Um dos pontos destacados na entrevista foi a guerra dos institutos, ocorrida no início de 2010 que, de acordo com Figueiredo, eclodiu por dois motivos: primeiro, a insatisfações de candidatos e partidos, especialmente no caso do PSDB que questionou a validade da pesquisa da Sensus; segundo, pela disparidade no tratamento dos indecisos. Segundo o professor, essas eleições baterram o recorde de pesquisas eleitorais, totalizando 44 avaliações contra cerca de 20 nas eleições 1989 - uma das mais disputadas.

De acordo com o especialista existem duas maneiras de fazer a avaliação: uma analisando o ponto a ponto, controlando pela data e distribuindo ao longo do período; a outra, avaliando a média do valor durante o mês. Para ele o melhor critério é o primeiro, pois "com a disputa aberta, agora no final [da campanha], nós podemos dizer que a curva de tendência se ajusta praticamente de um dia para o outro".

Uma das justificativas para a oscilação das pesquisas são as ondas que surgem em favor ou contra determinado candidato. Segundo Figueiredo, episódios como o caso Erenice Guerra, desencadearam uma onda com forte repercussão nos últimos 15 dias. No caso específico, o escândalo resvalou principalmente da classe média para cima, direcionando votos da candidata Dilma Rousseff (PT) para a candidata Marina Silva (PV).

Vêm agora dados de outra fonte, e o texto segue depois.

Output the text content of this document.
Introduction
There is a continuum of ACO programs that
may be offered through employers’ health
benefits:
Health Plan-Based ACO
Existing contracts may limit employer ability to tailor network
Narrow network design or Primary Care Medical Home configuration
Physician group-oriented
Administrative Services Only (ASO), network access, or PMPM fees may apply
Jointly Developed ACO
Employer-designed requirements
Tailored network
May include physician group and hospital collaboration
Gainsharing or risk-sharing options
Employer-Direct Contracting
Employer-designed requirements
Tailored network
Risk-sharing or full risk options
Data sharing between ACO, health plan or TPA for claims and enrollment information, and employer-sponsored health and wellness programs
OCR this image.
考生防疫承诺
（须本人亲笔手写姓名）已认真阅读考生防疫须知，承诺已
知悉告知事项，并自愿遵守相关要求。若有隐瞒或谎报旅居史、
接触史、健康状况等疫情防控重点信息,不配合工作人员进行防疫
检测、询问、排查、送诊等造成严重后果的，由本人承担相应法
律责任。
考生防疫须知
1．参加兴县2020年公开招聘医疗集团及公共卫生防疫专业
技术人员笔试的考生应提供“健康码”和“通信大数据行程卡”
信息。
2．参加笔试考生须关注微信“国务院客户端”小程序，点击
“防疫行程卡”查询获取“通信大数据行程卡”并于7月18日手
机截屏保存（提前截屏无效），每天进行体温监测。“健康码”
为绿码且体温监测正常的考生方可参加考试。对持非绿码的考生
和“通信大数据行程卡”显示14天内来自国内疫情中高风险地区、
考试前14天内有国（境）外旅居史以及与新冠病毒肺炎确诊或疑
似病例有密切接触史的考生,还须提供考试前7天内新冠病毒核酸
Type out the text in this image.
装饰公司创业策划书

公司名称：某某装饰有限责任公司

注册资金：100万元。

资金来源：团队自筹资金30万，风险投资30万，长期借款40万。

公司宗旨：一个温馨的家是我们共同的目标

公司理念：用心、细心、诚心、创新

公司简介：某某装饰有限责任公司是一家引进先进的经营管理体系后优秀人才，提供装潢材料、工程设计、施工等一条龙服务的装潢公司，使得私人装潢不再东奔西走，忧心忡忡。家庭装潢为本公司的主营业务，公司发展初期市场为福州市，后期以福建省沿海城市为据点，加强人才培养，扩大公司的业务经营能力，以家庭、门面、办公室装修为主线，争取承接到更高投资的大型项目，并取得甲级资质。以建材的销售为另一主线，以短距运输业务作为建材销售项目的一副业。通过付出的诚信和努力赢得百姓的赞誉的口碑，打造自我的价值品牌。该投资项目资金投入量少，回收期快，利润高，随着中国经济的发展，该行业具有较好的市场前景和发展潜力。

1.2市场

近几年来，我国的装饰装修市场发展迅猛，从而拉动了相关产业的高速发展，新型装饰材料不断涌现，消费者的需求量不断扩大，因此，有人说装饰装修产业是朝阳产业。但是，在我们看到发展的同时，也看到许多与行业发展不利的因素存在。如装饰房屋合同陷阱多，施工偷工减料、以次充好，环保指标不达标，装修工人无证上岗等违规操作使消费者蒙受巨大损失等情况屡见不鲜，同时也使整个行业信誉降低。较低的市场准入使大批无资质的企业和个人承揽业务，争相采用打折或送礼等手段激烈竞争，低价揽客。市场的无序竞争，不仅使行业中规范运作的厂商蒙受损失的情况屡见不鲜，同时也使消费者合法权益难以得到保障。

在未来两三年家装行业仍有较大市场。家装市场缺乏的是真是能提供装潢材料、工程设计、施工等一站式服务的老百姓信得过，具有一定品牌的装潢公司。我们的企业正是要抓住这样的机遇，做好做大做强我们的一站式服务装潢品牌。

Sobre pesquisa partidária, o professor explica que algo em torno de 50% a 55% do eleitorado tem preferência partidária e que esse quadro se repete desde 1980. “Compartilho a crítica de que eles [os partidos] deveriam ser mais atuantes na organização política da sociedade”, conclui.

Para finalizar, o professor faz uma breve explanação sobre a posição do eleitorado brasileiro. Para Figueiredo nestas eleições houve um realinhamento do eleitorado para uma posição de centro-esquerda, visto o crescimento sistemático dos partidos de esquerda no congresso.